Why Bon Jovi at Slane Castle will be the yawn gig of 2013
And so, it comes to pass: the powers-that-be have finally found a headliner for Slane Castle who are way, way worse than Stereophonics. The desperation which is about to ensue to make sure Bon Jovi sell enough tickets to take …
And so, it comes to pass: the powers-that-be have finally found a headliner for Slane Castle who are way, way worse than Stereophonics. The desperation which is about to ensue to make sure Bon Jovi sell enough tickets to take the dirty look off that big field next year will make you yearn for the Neil Diamond radio ads of summer 2011. You’ll welcome those pay-your-TV-licence ads with open arms by the time this gig is over. Hell, you’ll probably even recall the digital switchover ads fondly.
Bon Jovi: coming to a hilly field in Co Meath in 2013
The Jovi are regular visitors to these shores, but have gradually seen the natives go from ‘yeah’ to ‘meh’ about them. How else can you explain the band’s slump from playing Croke Park (2006) and Punchestown (2008) to having massive problems selling two RDS shows in 2011? The answer is in the dates. The band, like so many heritage acts who haven’t scored a crossover hit this century (hello Red Hot Chili Peppers) have overplayed their hand. They keep touring because they are not having big hits so they keep hitting the dedicated fanbase for the cash. That dedicated fanbase is happy to keep paying but everyone else just shrugs their shoulders and walks on by. Bon Jovi? Are those mullet heads still going?

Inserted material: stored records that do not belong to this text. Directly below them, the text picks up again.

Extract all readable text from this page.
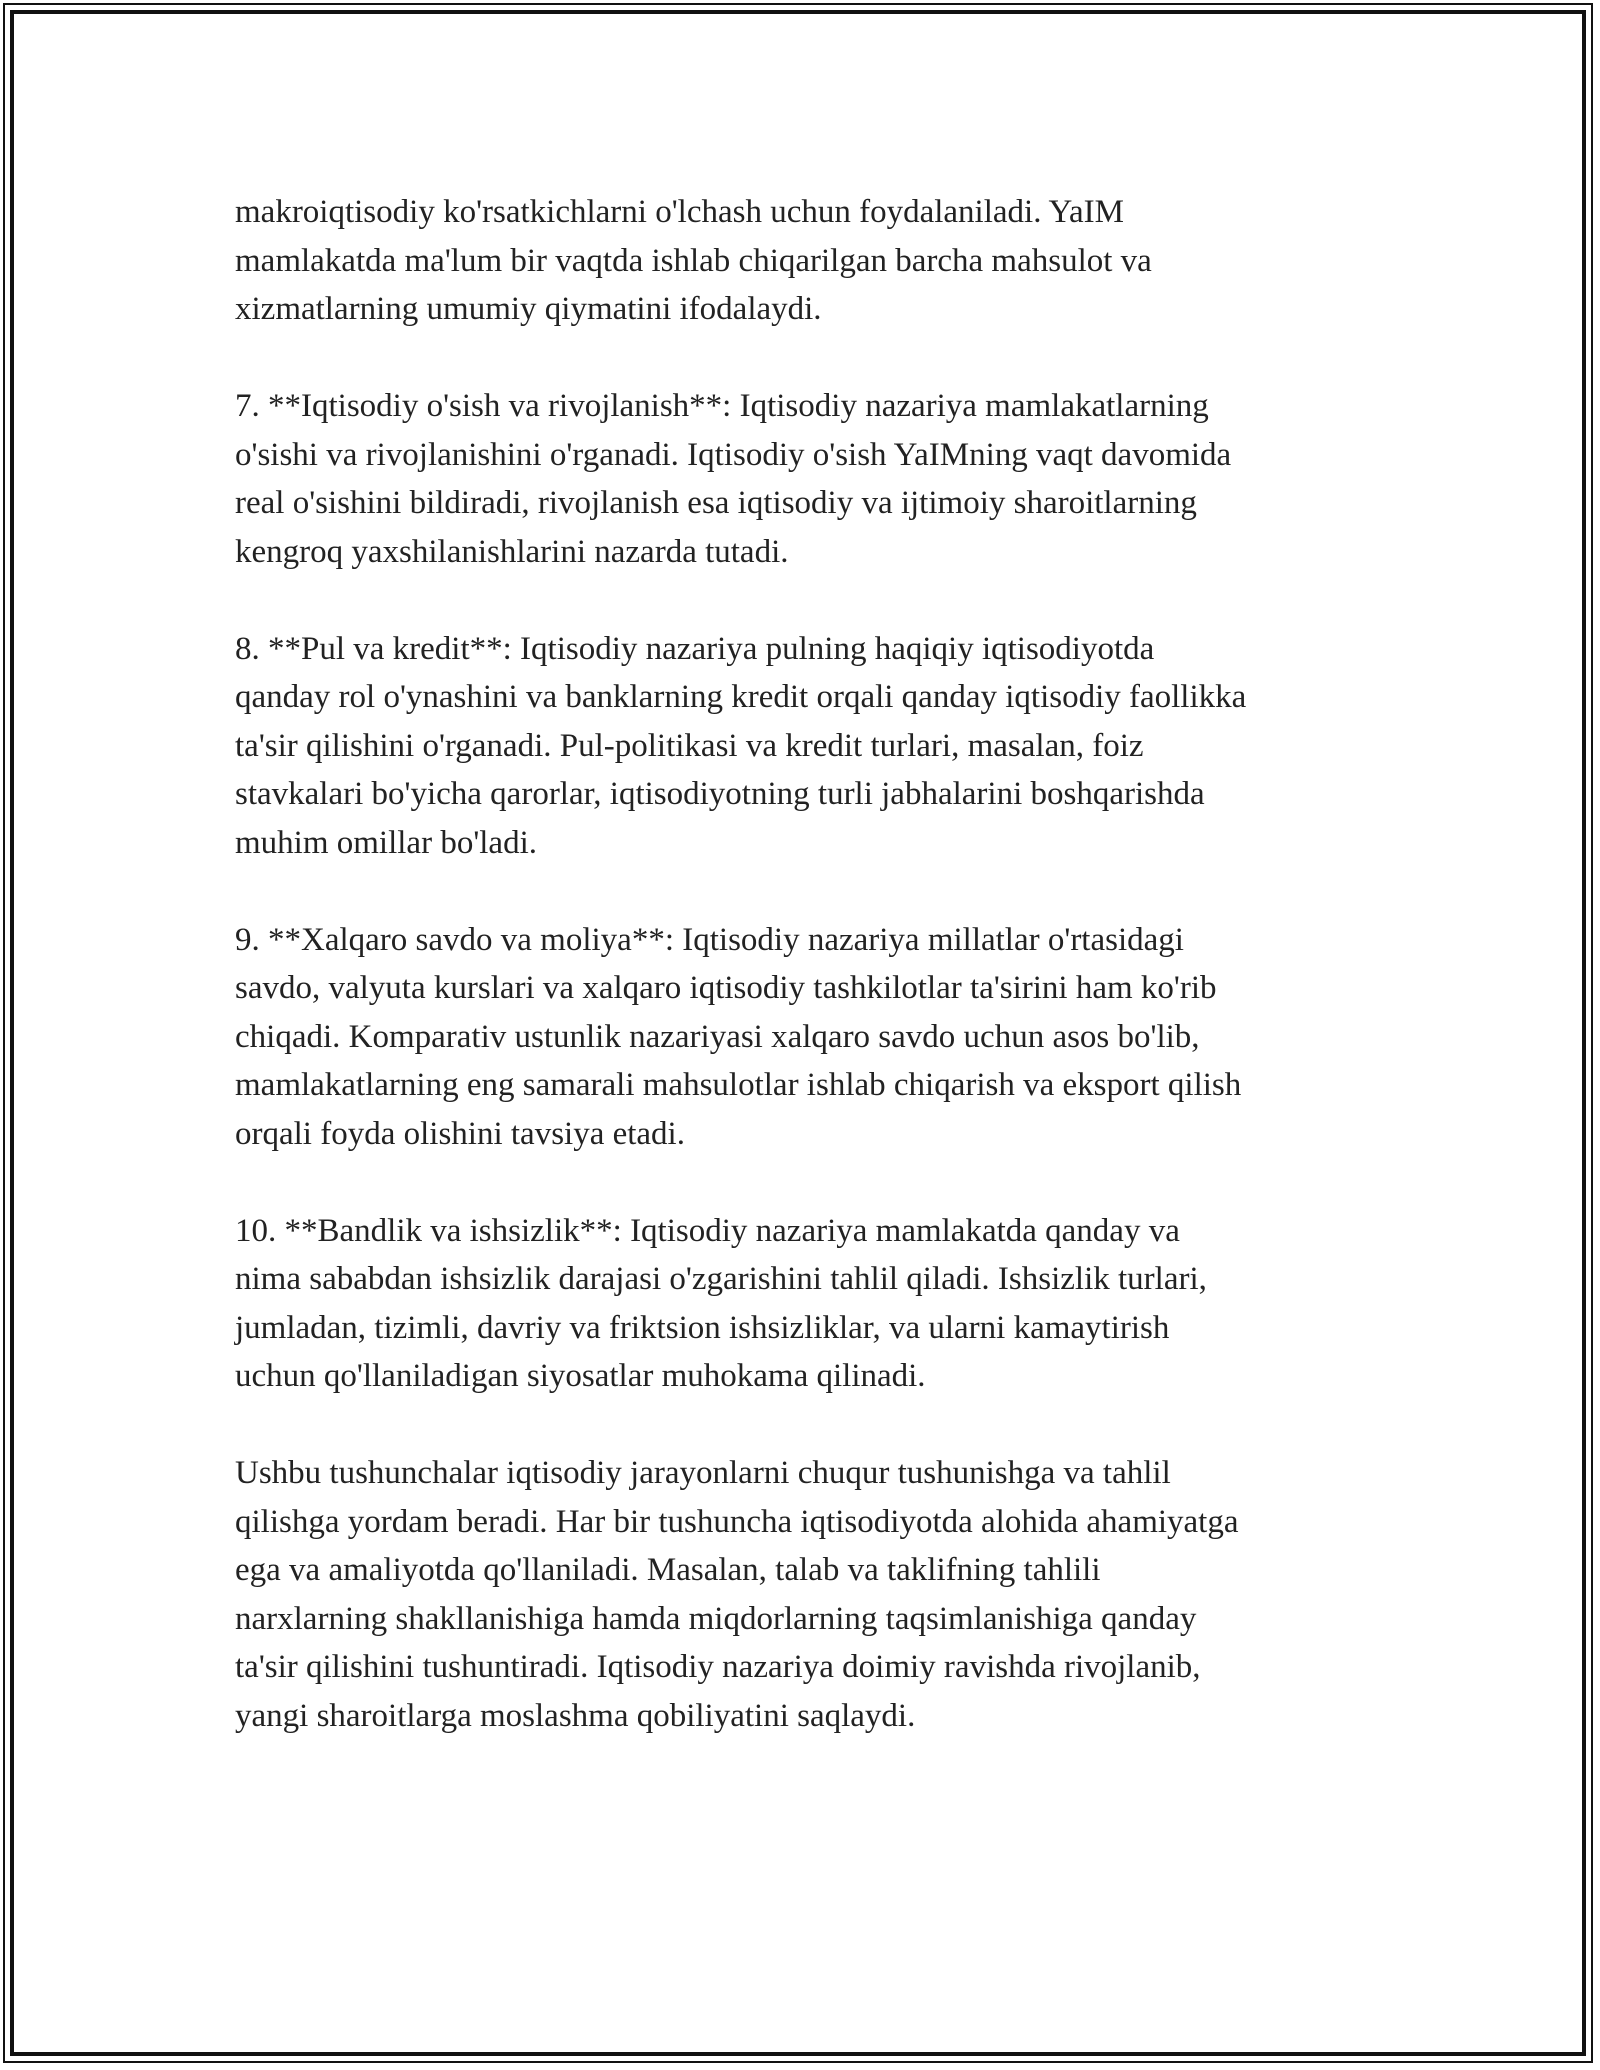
makroiqtisodiy ko'rsatkichlarni o'lchash uchun foydalaniladi. YaIM
mamlakatda ma'lum bir vaqtda ishlab chiqarilgan barcha mahsulot va
xizmatlarning umumiy qiymatini ifodalaydi.

7. **Iqtisodiy o'sish va rivojlanish**: Iqtisodiy nazariya mamlakatlarning
o'sishi va rivojlanishini o'rganadi. Iqtisodiy o'sish YaIMning vaqt davomida
real o'sishini bildiradi, rivojlanish esa iqtisodiy va ijtimoiy sharoitlarning
kengroq yaxshilanishlarini nazarda tutadi.

8. **Pul va kredit**: Iqtisodiy nazariya pulning haqiqiy iqtisodiyotda
qanday rol o'ynashini va banklarning kredit orqali qanday iqtisodiy faollikka
ta'sir qilishini o'rganadi. Pul-politikasi va kredit turlari, masalan, foiz
stavkalari bo'yicha qarorlar, iqtisodiyotning turli jabhalarini boshqarishda
muhim omillar bo'ladi.

9. **Xalqaro savdo va moliya**: Iqtisodiy nazariya millatlar o'rtasidagi
savdo, valyuta kurslari va xalqaro iqtisodiy tashkilotlar ta'sirini ham ko'rib
chiqadi. Komparativ ustunlik nazariyasi xalqaro savdo uchun asos bo'lib,
mamlakatlarning eng samarali mahsulotlar ishlab chiqarish va eksport qilish
orqali foyda olishini tavsiya etadi.

10. **Bandlik va ishsizlik**: Iqtisodiy nazariya mamlakatda qanday va
nima sababdan ishsizlik darajasi o'zgarishini tahlil qiladi. Ishsizlik turlari,
jumladan, tizimli, davriy va friktsion ishsizliklar, va ularni kamaytirish
uchun qo'llaniladigan siyosatlar muhokama qilinadi.

Ushbu tushunchalar iqtisodiy jarayonlarni chuqur tushunishga va tahlil
qilishga yordam beradi. Har bir tushuncha iqtisodiyotda alohida ahamiyatga
ega va amaliyotda qo'llaniladi. Masalan, talab va taklifning tahlili
narxlarning shakllanishiga hamda miqdorlarning taqsimlanishiga qanday
ta'sir qilishini tushuntiradi. Iqtisodiy nazariya doimiy ravishda rivojlanib,
yangi sharoitlarga moslashma qobiliyatini saqlaydi.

This also makes you wonder just how much money superstar acts actually need. While the story about James Blunt cashing in his chips and heading to Ibiza turned out to be a bit of a whopper, you could (jealously, mind) concur with the singer-songwriter’s desire to leave it all behind. He’d made his money and now, he wanted to enjoy it. But why exactly are the Jovi still touring and charging mad money for the tickets? Yes, we know about the PR wheeze about cheapo ‘from £12.50′ tickets, but you can bet the gross from this Slane Castle gig will be calibrated with seven figures in mind. Surely, Jon Bon Jovi would prefer to stay home and keep an eye on his commendable pay-what-you-want Red Bank restaurant? Didn’t they make enough cash from all those hits in the Eighties?
Bon Jovi at Slane is also surely the final nail in the coffin for that silly, laughable notion that the Co Meath venue is still a prestige location for event shows. It’s telling that there has been so little repeat business there over the years. With the exception of the Rolling Stones (who would play in your bathroom if you paid them enough), headliners never return to top the bill in that big field again. The acts know, like their audiences know, that things have moved on. Aside from the diehards, live music fans want more than a trip to Slane with all the transport headaches and problems it brings when they go to a big live show. They want a new deal. In a music business where city festivals, multi-day events like the Electric Picnics and such boutique gatherings as Body & Soul, Castlepalooza and Drop Everything are the choice of a generation, the big day out at Slane Castle and the overcooked fuss around it is an anachronism, a reminder of how things used to be when it came to live music. Thankfully, those days are, for the most part, over. Time to move on.